Back on Broadway, Hepburn appeared as Tracy Lord in The Philadelphia Story, winning huge acclaim. Playwright Philip Barry had written the role specifically with Hepburn in mind, and critics and audiences went wild over the production. Hepburn bought the motion picture rights to the story and headed back to Hollywood, where she sold them to MGM on the condition that she would star in the film. With this move, she single-highhandedly regenerated her film career and her appeal. The 1940 film, starring Cary Grant and Jimmy Stewart alongside Hepburn, earned multiple Academy Award nominations.

Hepburn’s next life-changing move was the beginning of her enduring onscreen and off screen relationship with the actor Spencer Tracy. Woman of the Year (1942), the first of nine films the duo would make together, was a huge smash. Tracy and Hepburn shared a palpable, electric chemistry on the screen and off it. The pair fell deeply in love while making their first film together; their relationship lasted 27 years, even though Tracy was already married and refused to divorce his estranged wife. Hepburn and Tracy’s unwed romance had its ups and downs, but Hepburn put her career on hold for five years beginning in 1962 to nurse Tracy through the illness that would ultimately take his life in 1967, just days after the pair completed their last film together, Guess Who’s Coming to Dinner. Hepburn won another Oscar for her role in the film but always viewed it more as the Academy’s tribute to her lost love.

Hepburn’s Best Actress Oscar for Guess Who’s Coming to Dinner had plenty of company in the trophy case. Over the course of her long career, she made dozens of films and garnered a stunning twelve Academy Award nominations, winning four.
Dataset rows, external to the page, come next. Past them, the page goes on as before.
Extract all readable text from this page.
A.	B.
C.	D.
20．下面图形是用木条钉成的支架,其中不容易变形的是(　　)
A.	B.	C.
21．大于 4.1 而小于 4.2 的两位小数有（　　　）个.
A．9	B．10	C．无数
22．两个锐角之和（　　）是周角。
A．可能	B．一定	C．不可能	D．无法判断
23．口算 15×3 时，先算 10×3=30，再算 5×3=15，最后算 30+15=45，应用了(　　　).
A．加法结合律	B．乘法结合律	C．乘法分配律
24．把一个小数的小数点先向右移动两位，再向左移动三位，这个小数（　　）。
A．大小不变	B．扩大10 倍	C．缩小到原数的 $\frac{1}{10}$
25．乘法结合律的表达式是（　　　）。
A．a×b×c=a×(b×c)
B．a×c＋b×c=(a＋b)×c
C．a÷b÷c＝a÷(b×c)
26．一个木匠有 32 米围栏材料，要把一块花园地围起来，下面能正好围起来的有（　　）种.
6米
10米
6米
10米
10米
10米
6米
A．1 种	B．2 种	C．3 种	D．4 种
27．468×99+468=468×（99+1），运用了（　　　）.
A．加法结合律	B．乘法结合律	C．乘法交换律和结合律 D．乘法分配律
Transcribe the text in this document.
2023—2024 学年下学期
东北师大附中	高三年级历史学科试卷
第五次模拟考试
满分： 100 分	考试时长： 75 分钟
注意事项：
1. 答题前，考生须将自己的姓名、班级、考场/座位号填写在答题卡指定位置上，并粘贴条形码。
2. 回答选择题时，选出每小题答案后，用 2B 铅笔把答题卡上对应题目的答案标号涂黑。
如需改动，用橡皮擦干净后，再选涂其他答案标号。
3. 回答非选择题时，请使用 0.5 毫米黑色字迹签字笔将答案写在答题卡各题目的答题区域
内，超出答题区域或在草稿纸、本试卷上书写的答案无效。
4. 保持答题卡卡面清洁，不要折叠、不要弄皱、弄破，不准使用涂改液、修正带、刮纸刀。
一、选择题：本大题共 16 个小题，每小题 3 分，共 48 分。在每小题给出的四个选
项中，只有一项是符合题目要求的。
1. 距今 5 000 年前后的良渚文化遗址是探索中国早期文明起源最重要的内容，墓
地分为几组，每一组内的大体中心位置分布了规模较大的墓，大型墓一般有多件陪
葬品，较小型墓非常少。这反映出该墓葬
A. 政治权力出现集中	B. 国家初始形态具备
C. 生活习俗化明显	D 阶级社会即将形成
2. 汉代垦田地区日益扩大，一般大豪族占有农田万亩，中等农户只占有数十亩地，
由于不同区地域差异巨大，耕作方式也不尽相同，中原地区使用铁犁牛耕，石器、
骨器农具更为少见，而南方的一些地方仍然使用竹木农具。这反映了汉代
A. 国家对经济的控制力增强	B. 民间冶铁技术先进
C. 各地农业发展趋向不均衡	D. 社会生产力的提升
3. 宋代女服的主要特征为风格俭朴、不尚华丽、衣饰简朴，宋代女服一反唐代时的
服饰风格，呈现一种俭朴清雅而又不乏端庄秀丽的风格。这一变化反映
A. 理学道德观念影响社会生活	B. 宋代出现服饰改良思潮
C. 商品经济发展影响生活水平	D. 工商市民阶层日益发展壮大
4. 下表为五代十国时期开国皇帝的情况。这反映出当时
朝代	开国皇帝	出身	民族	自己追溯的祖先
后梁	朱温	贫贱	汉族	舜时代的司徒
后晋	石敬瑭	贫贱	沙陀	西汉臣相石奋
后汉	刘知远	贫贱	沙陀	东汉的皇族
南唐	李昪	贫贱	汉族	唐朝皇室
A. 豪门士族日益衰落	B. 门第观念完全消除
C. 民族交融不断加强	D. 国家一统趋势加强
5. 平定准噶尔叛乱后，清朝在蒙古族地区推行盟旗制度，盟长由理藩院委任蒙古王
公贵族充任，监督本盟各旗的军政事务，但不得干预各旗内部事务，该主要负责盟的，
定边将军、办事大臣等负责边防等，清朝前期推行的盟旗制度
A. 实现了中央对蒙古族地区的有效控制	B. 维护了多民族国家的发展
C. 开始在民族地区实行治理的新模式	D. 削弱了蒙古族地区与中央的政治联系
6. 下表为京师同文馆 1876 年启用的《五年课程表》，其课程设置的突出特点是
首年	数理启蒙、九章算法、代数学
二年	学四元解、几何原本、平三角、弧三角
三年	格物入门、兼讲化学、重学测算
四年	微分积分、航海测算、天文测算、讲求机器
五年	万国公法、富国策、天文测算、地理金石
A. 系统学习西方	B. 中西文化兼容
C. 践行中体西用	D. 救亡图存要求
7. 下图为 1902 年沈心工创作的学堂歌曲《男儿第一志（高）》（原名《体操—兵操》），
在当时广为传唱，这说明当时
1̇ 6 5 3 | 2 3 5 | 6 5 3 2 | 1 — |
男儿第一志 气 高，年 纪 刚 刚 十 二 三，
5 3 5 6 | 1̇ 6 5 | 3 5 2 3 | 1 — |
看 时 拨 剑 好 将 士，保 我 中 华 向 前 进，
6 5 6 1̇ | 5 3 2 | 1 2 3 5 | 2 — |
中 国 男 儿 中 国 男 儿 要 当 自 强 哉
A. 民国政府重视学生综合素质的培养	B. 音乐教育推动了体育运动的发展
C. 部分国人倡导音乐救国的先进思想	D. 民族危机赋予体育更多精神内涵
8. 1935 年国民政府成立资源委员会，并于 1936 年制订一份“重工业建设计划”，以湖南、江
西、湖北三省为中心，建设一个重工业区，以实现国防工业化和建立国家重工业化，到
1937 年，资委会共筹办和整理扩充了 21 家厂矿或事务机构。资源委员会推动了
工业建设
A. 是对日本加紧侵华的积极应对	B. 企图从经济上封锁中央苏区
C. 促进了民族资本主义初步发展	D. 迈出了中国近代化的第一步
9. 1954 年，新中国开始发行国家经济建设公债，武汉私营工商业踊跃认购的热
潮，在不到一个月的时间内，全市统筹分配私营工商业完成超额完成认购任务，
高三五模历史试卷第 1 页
Her credits include many of the most celebrated pictures of all time: The Philadelphia Story (1940), The African Queen (1951), Long Day’s Journey Into Night (1962), Guess Who’s Coming to Dinner (1967), The Lion in Winter (1968), On Golden Pond (1981). She stole the stage from all the leading men of her era, including Spencer Tracy, of course, but also Cary Grant, Jimmy Stewart, Humphrey Bogart, Charlton Heston and Laurence Olivier, to name a few.

Her last Hollywood film credit came in 1994, more than 60 years after she made her memorable debut.  Katharine Hepburn died on June 29, 2003, at the age of 96 in the same house in which she had grown up.